В этом смысле широко распространенный отход от чтения художественной литературы с возрастом, разочарование в ней в период зрелости связаны не столько с косностью повзрослевшего субъекта, сколько с растущим недоумением относительно того, какой реакции от него ожидают в ответ на предъявление автором своей тревоги, и с неизбежным признанием, что она не имеет к читателю никакого отношения. Рано или поздно, презрев гордыню и не превращая свой отход в претенциозный руссоистский жест, субъект отказывается от широко популяризуемых художественных источников и ограничивается литературой, адресованной тонкому заинтересованному слою.

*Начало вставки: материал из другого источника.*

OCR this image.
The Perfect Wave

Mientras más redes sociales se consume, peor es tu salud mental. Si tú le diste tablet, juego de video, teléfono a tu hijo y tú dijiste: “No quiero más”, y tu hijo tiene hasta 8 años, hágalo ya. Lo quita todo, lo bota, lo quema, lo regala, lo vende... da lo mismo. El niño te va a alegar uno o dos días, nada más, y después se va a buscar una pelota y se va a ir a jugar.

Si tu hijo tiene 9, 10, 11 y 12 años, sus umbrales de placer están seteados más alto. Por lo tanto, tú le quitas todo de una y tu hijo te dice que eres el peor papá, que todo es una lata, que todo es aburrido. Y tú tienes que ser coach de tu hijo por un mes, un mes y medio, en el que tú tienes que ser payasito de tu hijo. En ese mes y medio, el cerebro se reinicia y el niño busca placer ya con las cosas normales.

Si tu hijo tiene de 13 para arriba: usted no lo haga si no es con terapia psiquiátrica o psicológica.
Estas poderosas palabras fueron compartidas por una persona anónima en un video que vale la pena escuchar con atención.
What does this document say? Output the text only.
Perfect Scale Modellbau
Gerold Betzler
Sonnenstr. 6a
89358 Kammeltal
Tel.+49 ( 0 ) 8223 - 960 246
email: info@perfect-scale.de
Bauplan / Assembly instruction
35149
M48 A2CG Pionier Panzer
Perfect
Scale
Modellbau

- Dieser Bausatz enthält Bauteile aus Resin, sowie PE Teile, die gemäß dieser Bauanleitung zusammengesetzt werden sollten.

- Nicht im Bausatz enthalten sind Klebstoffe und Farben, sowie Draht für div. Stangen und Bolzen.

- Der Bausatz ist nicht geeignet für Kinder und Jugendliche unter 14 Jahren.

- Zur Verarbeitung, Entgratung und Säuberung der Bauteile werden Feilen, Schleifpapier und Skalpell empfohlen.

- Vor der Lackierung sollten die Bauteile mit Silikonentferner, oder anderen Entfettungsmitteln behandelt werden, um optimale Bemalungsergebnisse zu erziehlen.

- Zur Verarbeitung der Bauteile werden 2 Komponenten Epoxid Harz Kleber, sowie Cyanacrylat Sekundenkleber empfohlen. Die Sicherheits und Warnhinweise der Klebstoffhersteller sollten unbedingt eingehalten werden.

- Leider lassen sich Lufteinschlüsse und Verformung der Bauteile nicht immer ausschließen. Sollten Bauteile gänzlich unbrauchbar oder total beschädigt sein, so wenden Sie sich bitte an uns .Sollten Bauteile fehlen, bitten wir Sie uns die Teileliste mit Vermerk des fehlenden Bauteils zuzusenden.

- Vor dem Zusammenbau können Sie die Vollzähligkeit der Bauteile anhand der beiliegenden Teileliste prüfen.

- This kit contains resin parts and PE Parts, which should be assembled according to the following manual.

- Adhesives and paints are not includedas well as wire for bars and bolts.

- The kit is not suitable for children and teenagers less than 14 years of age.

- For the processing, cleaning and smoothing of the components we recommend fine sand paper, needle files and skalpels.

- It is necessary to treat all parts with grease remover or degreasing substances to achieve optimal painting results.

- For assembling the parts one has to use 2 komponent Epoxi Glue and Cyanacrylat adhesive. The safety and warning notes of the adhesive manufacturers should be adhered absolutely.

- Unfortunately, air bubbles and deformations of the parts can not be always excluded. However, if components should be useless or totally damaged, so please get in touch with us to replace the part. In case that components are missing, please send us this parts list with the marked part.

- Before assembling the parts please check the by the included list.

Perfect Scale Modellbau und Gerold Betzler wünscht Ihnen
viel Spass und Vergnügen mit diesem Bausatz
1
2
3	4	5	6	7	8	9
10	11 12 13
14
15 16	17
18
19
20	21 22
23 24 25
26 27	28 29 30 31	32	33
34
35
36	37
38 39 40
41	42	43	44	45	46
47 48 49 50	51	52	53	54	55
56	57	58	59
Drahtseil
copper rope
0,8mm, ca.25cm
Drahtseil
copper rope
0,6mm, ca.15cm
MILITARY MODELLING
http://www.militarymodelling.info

Даже если речь не идет о полном прекращении чтения, в определенный момент его идеалу грозит неизбежный крах, пусть далеко и не каждый оказывается им затронут. Сексуация объектом чтения обнаруживает свои пределы, что ставит под вопрос образовательную конъюнктуру, исторически пестующую представление о чтении как о краеугольном камне так называемого развития. Господство присущей этой конъюнктуре точки зрения сохраняется лишь до тех пор, пока субъект способен игнорировать присущую институту письма бесцеремонность.
Расставание с запойным чтением вкупе с верой в нее как в фундамент собственной цивилизованности позволяют субъекту вернуться к тому, что он на время оставил. Спад вызванного чтением либидинального напряжения, как правило, открывает путь дальнейшей сексуации пола: покончивший с образованием субъект погружается в образование иного рода, связанное с изучением предписанной ему его полом доли в наслаждении. Здесь невротическое развитие достигает своей высшей точки, подтверждая стихийные наблюдения аналитиков за средним возрастом обращения в анализ: независимо от биологического возраста, перелом обычно приходится на излет юности, на завершение той дополнительной сексуации, которая встроена в развитие субъекта современной культурой и отклоняет его от сексуации половой. Перестав проверять каждую книжную полку, субъект посвящает себя вопросу о том, на что обрекает его эрос не столько в непосредственно сексуальной области, сколько в части требования предоставить некий продукт. Здесь заявляют о себе наиболее сложные процессы, чей анализ сопряжен с большими усилиями, поскольку, вопреки расхожим представлениям, согласно которым продукт фантазматически воплощен в некоем
Глава 11
Педагогика невроза и идеал-Я
Начать описание «педагогики желания» стоило бы с хорошо известной, но хуже усвоенной мысли Лакана о том, что добиться наслаждения в симптоме невротик может лишь ценой того самого образа, который лелеет, но никогда не реализует. Нереализуемость эта носит логический характер: если бы образ, за которым скрывается субъект, был его собственным, он должен был бы наслаждаться иначе, чем та невротическая копия, которой невротик свое желание приписывает. Все это указывает на смычку между субъектом, соответствующим идеалу-Я невротика, и тем, кем он себя увидеть неспособен, поскольку помещает этот идеал на место ближайшего другого, плодам желания которого он завидует и в ком за неимением иных способов на него повлиять силится разглядеть тревогу. Именно тревогой для невротика измеряется ценность всего, чего другой может достичь. Вот почему носителю обсессии не приходит в голову, что этот другой в своем продвижении, возможно, руководствовался совершенно иными побуждениями, а успех созданного им продукта мог быть совершенно не связан с теми строжайшими критериями и иерархиями качества, которыми сам субъект поверяет любую творческую активность.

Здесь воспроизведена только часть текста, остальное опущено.